Discos

‘The Ascension’ de Glenn Branca: Sinfonía de guitarras disonantes

Escrito por Consuelo Cruzat

A veces nos topamos con discos, y decimos: “esto suena como algo que ya he escuchado antes”. Y claro, hay muchas obras que están inspiradas en otras, especialmente en aquellas que fueron impulsoras en movimientos tempranos de ciertas corrientes musicales. Con eso, llegamos a ‘The Ascension’ (1981) de Glenn Branca, uno de los discos más importantes surgidos de la escena no wave y una obra decisiva para el desarrollo posterior del noise rock y el rock experimental.

Lejano a lo convencional

El objetivo de Glenn Branca con ‘The Ascension’ era simple: presentar la interacción entre guitarras afinadas de maneras particulares con diversas distorsiones, como un fenómeno capaz de alterar la percepción humana a través de efectos psicoacústicos en el oyente; es decir, que con la interacción entre frecuencias y armónicos, hicieran que el cerebro percibiera sonidos y movimientos que no estaban explícitamente interpretados.

Con esto, nos distanciamos de la idea que muchos tienen que el disco se caracteriza por su ruido y distorsión, que no es un elemento con un peso menor, pero tampoco es lo principal para el autor del álbum.
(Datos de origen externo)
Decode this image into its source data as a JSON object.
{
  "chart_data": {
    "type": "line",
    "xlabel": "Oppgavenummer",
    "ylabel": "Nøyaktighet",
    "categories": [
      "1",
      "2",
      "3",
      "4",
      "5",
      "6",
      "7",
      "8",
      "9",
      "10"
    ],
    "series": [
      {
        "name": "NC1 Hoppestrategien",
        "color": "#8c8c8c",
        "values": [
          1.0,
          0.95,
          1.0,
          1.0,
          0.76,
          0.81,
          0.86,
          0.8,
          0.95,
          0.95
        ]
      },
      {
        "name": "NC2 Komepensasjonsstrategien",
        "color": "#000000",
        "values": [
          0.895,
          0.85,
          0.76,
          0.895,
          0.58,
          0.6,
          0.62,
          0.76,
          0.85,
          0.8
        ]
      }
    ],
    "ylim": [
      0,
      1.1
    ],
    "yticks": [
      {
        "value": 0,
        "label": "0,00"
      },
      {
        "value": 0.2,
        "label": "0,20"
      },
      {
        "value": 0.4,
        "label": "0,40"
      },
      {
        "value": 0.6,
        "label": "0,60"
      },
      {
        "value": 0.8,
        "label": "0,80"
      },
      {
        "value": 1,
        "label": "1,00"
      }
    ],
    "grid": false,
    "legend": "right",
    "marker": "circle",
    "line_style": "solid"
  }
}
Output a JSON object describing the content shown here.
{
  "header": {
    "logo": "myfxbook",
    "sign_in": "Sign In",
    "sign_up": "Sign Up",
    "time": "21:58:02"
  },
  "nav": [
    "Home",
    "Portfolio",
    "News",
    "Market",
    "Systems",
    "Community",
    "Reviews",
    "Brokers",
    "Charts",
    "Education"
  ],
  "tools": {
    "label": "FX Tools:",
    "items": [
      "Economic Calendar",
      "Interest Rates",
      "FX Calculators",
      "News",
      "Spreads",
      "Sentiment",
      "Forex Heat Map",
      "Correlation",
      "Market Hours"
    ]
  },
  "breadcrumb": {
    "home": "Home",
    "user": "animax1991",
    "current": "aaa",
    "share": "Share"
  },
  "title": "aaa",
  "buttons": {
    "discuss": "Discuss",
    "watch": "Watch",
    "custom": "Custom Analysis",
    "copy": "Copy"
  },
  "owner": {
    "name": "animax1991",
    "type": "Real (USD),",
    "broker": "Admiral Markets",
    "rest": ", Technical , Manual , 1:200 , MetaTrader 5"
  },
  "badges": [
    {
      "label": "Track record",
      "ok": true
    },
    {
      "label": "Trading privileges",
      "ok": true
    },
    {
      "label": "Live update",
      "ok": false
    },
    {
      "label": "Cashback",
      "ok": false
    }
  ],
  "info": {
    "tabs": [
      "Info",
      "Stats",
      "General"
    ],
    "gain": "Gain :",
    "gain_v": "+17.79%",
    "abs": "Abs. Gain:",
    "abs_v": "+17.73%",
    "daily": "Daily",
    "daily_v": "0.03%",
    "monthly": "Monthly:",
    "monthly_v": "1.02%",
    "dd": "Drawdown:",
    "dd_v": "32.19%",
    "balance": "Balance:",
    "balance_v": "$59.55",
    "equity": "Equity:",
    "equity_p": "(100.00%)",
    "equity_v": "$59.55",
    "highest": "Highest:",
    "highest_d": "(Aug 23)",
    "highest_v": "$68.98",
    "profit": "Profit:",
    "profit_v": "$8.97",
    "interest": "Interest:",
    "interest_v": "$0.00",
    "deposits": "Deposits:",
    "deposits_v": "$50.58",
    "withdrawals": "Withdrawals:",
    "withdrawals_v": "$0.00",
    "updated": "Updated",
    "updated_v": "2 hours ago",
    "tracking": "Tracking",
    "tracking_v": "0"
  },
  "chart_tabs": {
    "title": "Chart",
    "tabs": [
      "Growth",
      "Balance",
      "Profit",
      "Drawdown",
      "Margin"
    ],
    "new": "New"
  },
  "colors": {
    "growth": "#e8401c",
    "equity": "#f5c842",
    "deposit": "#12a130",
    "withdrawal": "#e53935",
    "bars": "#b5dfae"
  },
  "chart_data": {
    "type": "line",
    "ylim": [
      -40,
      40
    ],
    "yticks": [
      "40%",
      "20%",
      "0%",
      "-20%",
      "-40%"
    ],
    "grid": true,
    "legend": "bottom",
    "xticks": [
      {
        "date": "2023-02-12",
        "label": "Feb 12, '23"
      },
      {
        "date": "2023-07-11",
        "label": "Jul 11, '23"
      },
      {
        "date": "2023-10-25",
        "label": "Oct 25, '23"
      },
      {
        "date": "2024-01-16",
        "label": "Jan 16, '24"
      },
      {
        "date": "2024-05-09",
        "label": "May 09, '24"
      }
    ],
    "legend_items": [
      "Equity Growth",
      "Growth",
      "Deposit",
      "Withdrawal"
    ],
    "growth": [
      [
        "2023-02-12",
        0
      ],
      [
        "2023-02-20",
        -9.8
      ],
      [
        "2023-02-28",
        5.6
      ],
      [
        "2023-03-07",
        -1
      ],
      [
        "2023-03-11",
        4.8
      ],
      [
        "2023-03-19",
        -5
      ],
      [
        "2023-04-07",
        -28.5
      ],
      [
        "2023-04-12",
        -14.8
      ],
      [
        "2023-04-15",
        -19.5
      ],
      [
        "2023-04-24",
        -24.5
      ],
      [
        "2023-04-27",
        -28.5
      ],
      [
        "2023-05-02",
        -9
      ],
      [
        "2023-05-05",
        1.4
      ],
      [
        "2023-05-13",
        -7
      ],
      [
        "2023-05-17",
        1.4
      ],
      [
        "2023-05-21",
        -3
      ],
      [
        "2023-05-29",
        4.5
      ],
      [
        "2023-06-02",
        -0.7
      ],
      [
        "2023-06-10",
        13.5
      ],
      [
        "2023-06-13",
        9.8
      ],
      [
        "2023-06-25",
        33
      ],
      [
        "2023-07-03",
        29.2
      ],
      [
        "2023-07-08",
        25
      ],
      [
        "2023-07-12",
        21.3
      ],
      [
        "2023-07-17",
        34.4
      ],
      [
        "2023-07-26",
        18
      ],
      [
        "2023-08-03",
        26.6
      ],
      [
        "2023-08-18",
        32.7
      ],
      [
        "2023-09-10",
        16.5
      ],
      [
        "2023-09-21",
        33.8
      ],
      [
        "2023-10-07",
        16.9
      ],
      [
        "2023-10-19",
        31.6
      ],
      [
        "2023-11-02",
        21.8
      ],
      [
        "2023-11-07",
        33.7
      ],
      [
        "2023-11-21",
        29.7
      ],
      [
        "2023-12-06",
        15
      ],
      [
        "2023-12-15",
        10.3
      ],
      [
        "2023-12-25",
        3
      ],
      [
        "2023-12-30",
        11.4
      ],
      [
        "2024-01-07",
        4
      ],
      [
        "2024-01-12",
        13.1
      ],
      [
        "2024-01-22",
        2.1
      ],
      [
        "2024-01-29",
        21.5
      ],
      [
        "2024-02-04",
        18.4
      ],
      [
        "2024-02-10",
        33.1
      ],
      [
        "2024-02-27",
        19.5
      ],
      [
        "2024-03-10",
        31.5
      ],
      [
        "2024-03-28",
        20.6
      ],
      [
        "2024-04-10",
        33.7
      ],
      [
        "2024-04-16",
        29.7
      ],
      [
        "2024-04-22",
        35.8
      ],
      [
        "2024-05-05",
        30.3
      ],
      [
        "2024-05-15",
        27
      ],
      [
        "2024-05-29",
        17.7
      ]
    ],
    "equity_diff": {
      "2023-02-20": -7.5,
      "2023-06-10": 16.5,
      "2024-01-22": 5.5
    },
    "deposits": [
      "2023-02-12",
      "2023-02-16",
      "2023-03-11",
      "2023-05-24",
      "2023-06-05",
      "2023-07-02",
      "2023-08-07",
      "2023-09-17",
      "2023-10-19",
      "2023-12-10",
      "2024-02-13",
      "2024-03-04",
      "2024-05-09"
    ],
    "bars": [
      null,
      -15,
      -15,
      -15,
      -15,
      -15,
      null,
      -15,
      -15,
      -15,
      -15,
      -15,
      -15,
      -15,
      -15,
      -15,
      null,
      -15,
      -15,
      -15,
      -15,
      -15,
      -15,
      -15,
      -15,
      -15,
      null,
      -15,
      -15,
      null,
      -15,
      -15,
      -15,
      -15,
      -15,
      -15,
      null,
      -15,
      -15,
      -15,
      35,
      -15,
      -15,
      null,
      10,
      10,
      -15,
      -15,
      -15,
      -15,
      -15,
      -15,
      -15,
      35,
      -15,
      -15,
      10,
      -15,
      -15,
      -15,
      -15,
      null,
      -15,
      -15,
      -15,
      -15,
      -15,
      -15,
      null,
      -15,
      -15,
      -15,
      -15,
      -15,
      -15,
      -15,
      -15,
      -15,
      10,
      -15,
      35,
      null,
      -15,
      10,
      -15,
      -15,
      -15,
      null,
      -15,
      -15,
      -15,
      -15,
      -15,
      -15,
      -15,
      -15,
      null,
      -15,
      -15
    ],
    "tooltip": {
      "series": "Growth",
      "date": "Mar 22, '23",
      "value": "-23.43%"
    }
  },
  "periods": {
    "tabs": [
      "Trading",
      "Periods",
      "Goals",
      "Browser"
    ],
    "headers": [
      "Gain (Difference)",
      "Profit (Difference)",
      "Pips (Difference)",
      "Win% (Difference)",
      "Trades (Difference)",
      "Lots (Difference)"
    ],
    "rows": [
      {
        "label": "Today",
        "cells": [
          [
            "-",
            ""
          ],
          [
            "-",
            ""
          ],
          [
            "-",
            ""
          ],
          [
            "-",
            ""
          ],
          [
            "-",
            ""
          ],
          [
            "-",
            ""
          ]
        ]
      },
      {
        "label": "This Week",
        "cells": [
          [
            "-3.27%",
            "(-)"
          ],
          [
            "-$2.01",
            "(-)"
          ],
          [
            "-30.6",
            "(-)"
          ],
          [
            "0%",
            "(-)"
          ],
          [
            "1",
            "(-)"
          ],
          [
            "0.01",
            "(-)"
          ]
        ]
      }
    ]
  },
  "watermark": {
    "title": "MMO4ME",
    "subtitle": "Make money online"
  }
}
Lo que lo convierte en una experiencia física, en la que el oyente percibe un constante vaivén de tensiones, texturas y juegos de timbres, donde la masa de guitarras está presente de principio a fin y no suelta en los 42 minutos de duración.

Además, se alejaba del estilo convencional de hacer música rock, ya que entre sus inspiraciones se encontraba el artista Steve Reich, lo que moldeó la creación de la música de Branca. Se vio influenciado por la manera minimalista de estructurar las composiciones, es decir con repeticiones y progresiones graduales, entre otros elementos. Algunos críticos mencionan a Glenn Branca como el Steve Reich de las guitarras.

Su propio lenguaje musical

El uso de cuatro guitarras, que funcionan como una pequeña orquesta, son el elemento más innovador que caracteriza el lenguaje sonoro en ‘The Ascension’. Aquí abandona la armonía tradicional para construir enormes bloques de sonido, donde la disonancia y los armónicos pasan a ser los verdaderos protagonistas.

La distorsión de las guitarras juega un rol en la pesadez, texturas y tensión del álbum, ya que, a pesar que el resto de los instrumentos suelen guiar el ritmo, las cuatro guitarras son el elemento principal. Cada una cuenta con una afinación alternativa destinada por Glenn Branca, reproducidas a volúmenes extremos donde aparecen armónicos y resonancias que crean diferentes efectos en la percepción auditiva del oyente.

En «The Spectacular Commodity» el papel de la guitarra es bien interesante porque su patrón repetitivo termina adquiriendo un carácter casi vocal, que de manera progresiva avanza con interpretaciones simples de cada guitarrista, pero que en conjunto se llega a una complejidad ruidosa y angustiante; como si desarrollara toda la escena de un asesinato en una película de terror con un desenlace feliz.

Pavimentando un camino para el futuro

‘The Ascension’ es de esos discos donde encontramos un elemento poco explorado o nunca antes visto, y para la década de los 80’s un uso tan auténtico de la guitarra era difícil de imaginar. Algo que hoy en día es usual en géneros como el noise rock.

Como mencionamos anteriormente, Glenn Branca cambió la manera del uso de la guitarra a una mucho más física, hipnótica y experimental, y este sonido logra ser transversal a las décadas. Muchas bandas se han visto influenciadas directa o indirectamente por ‘The Ascension’ y por su novedosa forma de la experimentación con guitarras.

Partiendo por Sonic Youth, que tienen relación directa pues Lee Ranaldo fue parte del cuarteto de guitarras de ‘The Ascension’ y su influencia en el sonido de su banda fue total; además el primer álbum que publicaron fue bajo el sello de Branca, Neutral Records en 1983. Lo mismo ocurrió con Swans que publicaron Filth (1983) bajo ese mismo sello; igualmente se vieron influenciados por el sonido y estilo de componer de Glenn Branca en los ochentas.

Ahora, cuatro décadas después del lanzamiento de ‘The Ascension’, es factible decir que cambió la manera de escuchar y manipular las guitarras. También añadir el ruido como parte de la estructura de una canción y no un elemento aparte, si no algo en lo que se puede ahondar sin perder el hilo conductor de una obra musical. Todo esto se ve reflejado hoy en día en el noise rock, en el drone, post-rock, shoegaze y en cualquier experimentación con guitarras.